The College voor Toetsen en Examens (het CvTE) is an independent administrative board, responsible for all central exams in secondary education as well as exams for Dutch as a second language (necessary for obtaining a Dutch citizenship). The mission of this board is to guarantee the quality of the exams and to provide circumstances that ensure a smooth examination process.
The previous system that the CvTE had in place was capable of planning, presenting and correcting exams. That system was developed in the early 2000s, making it unable to meet today’s performance standards and severely limiting innovation on future development. In 2011, The CvTE decided that investing in a new system for digital examining was needed. Further development on the old system would not be cost effective, since the new features that CvTE needed would have a major impact on the overall architecture of the old system.
In the new examination system, data storage and retrieval as well as the planning module are the responsibility of DUO (Dienst Uitvoering Onderwijs). The modules that allow you to preview the exam as a test creator , take the exam as a student, correct the examination as a teacher or review the examination and practice with exams as a student; have all been created by Trifork.
The QTI (Question Test Interoperability) data—assessment and results content—is parsed to HTML in the lock-down browser. Trifork created a unique QTI engine in JavaScript that translates the QTI to HTML5 within the student’s browser. Since QTI describes the entire assessment, including the answers, it would impose a security risk to send this data to the browser of the candidate. For this reason, Trifork created a rendering filter that strips all of the data that should stay secret.
The storage and retrieval of questions and given answers is the responsibility of DUO (Dienst Uitvoering Onderwijs). Together with DUO, Trifork has designed a DAL (Data Abstraction Layer), which acts as the interface between the assessment environment and the storage infrastructure. For local development, and for the offline preview environment used by assessment constructors, Trifork has provided an in-memory implementation of the DAL.
The authentication process is part of the logistical application built by DUO. The assessment engine itself does not need to know about user details. However, it does need to be able to restrict access to only authorized candidates. For access security, Trifork has implemented HMAC validation on the URL that launches the assessment engine.

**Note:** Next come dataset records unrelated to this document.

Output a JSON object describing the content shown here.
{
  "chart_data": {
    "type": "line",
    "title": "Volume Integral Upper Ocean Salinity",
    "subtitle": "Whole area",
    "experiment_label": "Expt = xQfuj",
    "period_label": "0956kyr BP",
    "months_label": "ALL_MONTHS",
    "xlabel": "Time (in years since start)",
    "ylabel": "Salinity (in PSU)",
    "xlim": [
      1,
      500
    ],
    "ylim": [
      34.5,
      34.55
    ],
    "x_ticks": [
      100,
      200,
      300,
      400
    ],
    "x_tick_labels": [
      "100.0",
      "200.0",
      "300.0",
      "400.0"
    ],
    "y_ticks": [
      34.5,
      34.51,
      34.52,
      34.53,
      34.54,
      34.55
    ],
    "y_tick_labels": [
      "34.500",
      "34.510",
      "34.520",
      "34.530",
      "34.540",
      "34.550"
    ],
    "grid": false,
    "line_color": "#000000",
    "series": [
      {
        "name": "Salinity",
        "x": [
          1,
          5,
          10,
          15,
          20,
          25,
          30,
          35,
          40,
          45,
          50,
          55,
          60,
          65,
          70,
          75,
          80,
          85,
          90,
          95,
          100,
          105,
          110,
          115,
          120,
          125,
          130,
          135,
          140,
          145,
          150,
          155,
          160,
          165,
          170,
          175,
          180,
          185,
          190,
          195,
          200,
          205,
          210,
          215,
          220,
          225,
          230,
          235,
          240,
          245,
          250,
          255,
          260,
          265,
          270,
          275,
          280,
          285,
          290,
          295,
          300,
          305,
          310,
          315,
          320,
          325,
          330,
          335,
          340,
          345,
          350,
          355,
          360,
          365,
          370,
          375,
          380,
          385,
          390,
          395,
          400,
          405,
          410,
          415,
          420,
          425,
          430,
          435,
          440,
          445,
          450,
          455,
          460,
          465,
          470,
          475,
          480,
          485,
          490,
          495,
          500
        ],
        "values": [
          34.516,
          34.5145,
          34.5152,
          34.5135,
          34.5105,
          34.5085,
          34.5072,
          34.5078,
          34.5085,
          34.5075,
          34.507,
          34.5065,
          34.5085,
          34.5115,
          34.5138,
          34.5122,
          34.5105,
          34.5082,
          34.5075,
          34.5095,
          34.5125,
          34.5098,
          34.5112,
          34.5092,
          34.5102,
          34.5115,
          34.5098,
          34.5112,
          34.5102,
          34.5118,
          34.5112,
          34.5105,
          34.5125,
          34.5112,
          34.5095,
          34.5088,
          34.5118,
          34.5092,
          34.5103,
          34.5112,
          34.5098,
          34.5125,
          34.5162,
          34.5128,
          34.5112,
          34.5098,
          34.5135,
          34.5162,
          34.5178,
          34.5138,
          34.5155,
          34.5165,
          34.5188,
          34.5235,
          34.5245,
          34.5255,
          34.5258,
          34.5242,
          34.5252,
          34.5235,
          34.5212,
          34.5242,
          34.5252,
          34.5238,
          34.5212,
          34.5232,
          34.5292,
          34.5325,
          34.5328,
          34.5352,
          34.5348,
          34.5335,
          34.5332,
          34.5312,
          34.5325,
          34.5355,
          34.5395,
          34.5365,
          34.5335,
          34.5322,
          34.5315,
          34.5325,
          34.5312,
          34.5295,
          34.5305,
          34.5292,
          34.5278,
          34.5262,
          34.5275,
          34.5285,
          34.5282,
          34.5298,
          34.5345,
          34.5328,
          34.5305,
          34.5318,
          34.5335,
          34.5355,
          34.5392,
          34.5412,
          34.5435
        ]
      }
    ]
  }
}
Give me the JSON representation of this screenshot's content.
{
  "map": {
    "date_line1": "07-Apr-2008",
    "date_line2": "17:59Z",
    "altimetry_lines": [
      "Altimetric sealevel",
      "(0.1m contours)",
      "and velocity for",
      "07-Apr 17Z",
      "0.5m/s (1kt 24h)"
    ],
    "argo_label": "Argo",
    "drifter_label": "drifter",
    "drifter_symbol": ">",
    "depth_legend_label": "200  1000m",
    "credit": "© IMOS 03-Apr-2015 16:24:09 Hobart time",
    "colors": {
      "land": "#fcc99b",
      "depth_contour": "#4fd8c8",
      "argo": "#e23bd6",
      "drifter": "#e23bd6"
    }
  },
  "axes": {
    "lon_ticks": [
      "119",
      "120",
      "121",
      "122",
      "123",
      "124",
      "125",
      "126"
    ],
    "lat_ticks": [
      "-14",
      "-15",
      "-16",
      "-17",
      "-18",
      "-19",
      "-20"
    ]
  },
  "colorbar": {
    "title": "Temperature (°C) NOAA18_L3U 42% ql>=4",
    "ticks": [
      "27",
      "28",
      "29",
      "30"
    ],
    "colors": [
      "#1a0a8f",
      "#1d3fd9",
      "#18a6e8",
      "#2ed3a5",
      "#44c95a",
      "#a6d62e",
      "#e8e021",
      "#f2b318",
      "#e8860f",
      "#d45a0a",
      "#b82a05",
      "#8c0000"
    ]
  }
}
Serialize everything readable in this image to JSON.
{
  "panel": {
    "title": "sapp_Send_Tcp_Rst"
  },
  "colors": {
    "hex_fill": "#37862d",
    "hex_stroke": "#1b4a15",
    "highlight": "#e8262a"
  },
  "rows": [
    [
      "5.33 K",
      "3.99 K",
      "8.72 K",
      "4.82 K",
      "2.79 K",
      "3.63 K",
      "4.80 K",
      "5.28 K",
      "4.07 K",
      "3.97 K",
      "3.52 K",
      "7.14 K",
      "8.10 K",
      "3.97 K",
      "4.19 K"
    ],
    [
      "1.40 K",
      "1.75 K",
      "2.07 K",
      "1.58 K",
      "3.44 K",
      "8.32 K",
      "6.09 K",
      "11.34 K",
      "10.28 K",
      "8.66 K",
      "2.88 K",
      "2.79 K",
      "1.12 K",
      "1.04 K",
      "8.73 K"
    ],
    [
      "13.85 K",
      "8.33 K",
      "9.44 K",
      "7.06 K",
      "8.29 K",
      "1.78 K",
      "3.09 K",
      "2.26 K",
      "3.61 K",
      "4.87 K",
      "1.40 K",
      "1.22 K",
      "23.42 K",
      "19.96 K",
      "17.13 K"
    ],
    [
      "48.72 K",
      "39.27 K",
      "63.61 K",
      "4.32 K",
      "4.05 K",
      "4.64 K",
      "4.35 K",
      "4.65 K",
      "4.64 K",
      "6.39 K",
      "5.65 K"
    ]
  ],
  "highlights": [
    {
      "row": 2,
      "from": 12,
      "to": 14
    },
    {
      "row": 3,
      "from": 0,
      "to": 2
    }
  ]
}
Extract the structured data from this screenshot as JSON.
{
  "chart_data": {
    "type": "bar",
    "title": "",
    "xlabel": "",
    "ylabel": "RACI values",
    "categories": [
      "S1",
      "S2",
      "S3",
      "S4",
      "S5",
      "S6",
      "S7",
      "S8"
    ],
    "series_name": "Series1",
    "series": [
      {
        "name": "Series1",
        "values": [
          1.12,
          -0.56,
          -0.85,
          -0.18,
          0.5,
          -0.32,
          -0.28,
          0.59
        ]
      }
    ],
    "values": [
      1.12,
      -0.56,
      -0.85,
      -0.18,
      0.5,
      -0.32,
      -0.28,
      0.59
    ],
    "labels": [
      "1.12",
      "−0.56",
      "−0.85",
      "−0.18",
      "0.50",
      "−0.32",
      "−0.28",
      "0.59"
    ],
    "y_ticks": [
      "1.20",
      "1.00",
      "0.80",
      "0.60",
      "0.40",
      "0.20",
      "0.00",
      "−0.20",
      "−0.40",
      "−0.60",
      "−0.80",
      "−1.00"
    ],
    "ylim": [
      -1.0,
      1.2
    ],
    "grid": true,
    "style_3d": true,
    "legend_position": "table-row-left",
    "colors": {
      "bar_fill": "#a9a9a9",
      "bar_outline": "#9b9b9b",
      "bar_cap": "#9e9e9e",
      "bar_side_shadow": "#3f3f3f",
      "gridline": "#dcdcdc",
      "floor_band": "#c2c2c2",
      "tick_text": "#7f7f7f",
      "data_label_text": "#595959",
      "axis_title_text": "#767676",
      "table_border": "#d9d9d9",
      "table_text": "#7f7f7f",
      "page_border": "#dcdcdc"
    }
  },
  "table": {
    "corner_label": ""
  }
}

Although the project was a European tender with a fixed price and fixed date, CvTE managed to keep the requirements specified in the tender at a level that made it possible to fill in the details just before implementation. Some functionality was implemented gradually in several iterations. The product owner of CvTE and the Scrum team of Trifork made full use of the potential that the Scrum process offers and were always looking for functionality that added the most value.
In addition to the QTI player in which a student completes their assessment, Trifork also created components for teachers and test creators. This allows teachers to manually score answers if needed, and for test creators to preview the test they are creating and all the metadata that comes with it.
The most visible improvement is the user interface. For all of the tools, Trifork created a new interaction and visual design. The new design had to preserve all of the things that people liked about the system after ten years of use. At the same time, several new tools were introduced and embedded in the examining environment such as a calculator, notepad, magnifier, spell-check, protractor, ruler, marker, special characters, and formula editor.
A major audible improvement is the text to speech (TTS) integration. Trifork integrated Acapela TTS which makes it possible to have all text based content read to you. Trifork supports Dutch and 3 other languages. The TTS switches language automatically when the language changes within a text.
The content of the exams is provided by Cito, and is imported into the assessment platform. The results of each candidate also need to be reported back to Cito, for analysis. The system uses the QTI 2.1 standard to exchange assessments and results. With QTI 2.1, CvTE can accept a solid, well-proven and world-wide adapted content standard. This enables them to take in content from various sources and stay independent of their content suppliers.
To prevent cheating, Trifork has developed a client lock-down browser. This browser prevents access to any other application during the assessment. A browser is provided for Windows, Linux and Mac. The assessment system does a browser check when a candidate tries to start an assessment. Access with regular browsers is rejected.
The new system, named FACET, has become a robust platform that facilitates the growing number of digital exams. This number of exams taken in the 2016/2017 school year reached 1.4 million.
Last but not least, the project started in winter 2011 and was delivered in spring 2013—on time and within budget.